Il fenomeno Renzi è piombato in Umbria su un partito in cui l’amalgama tra le due anime principali anime non si è ancora determinata in fatto, in cui lo stesso segretario regionale Lamberto Bottini due anni fa fu eletto a maggioranza relativa ad un passo dal voto regionale che segnò il tormentato abbandono “forzato” della “zarina” Maria Rita Lorenzetti, dalemiana governatrice per due legislature fino all’ultimo in trincea impegnata a cercare i voti per una deroga che le concedesse di fare eccezione alla regola statutaria regionale che prevede non più di due mandati a Presidente.

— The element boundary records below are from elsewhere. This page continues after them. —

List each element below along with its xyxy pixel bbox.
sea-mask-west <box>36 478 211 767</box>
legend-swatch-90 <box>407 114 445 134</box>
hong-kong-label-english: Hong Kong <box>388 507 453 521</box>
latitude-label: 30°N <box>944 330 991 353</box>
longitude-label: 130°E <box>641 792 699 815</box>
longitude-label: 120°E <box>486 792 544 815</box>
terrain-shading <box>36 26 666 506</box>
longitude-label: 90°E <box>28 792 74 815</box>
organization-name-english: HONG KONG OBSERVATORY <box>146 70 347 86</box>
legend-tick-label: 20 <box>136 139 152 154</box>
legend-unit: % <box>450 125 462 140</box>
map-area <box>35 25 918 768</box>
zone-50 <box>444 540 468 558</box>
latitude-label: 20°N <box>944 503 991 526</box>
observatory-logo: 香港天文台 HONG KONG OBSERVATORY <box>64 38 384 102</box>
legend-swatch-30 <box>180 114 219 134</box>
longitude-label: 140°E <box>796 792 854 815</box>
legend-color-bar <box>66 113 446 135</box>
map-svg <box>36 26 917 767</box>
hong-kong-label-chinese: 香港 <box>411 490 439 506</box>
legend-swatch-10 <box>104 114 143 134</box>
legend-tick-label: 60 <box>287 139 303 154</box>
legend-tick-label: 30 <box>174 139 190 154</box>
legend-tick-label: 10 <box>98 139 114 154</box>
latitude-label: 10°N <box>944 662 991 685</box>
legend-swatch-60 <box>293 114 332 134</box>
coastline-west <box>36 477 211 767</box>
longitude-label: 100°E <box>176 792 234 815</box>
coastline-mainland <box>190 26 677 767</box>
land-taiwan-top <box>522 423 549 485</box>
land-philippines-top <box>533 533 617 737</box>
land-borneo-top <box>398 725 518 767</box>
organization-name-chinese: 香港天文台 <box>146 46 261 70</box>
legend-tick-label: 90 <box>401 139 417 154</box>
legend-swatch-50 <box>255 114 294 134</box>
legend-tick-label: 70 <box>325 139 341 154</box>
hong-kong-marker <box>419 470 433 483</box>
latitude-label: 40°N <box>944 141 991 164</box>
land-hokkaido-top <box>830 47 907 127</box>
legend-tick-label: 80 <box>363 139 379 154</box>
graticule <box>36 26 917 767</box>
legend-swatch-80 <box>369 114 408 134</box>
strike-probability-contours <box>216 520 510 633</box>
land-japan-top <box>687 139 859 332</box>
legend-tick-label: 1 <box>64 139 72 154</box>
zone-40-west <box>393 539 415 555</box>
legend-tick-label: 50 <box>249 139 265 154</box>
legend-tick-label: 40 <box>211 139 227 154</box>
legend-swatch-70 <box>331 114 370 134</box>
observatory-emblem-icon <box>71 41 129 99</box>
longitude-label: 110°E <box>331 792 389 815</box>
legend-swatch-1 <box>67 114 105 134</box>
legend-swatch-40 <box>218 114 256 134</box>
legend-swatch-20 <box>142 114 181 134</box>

Il vento renziano è soffiato su una regione in cui i giovani laureati hanno poche possibilità di lavoro, dove si stenta a vedere un modello di sviluppo economico innovativo per il futuro, dove per decenni è stato forte il calmiere sociale rappresentato da quel pubblico impiego che con la spanding review offre sempre meno possibilità di ammortizzazione sociale, in una regione che sognerebbe un contatto diretto con la Toscana e con le Marche e che invece è spinta sempre più a guardare al meridione come termine di paragone.
Sarà interessante allora vedere al ballottaggio anche in Umbria cosa succederà; quello che è certo ad oggi è che c’è un 40% di elettori del PD che non aveva finora rappresentanza e che ora potrà avere la forza di chiederla, se solo un’eventuale sconfitta al fotofinish, magari determinata dalla confluenza su Bersani del voto vendoliano, non porterà all’implosione di un castello di buoni propositi chiamati ora alla prova della resistenza nel tempo, che è poi il quidche fa della politica un progetto.
Se Bersani vincerà come è probabile di tutto questo dovrà per forza tener conto, il partito plurale e aperto alla società e non solo terreno di scontro tra correnti dovrà nascere davvero; il paziente popolo di centrosinistra di aspettare ancora sembra non voler saperne più.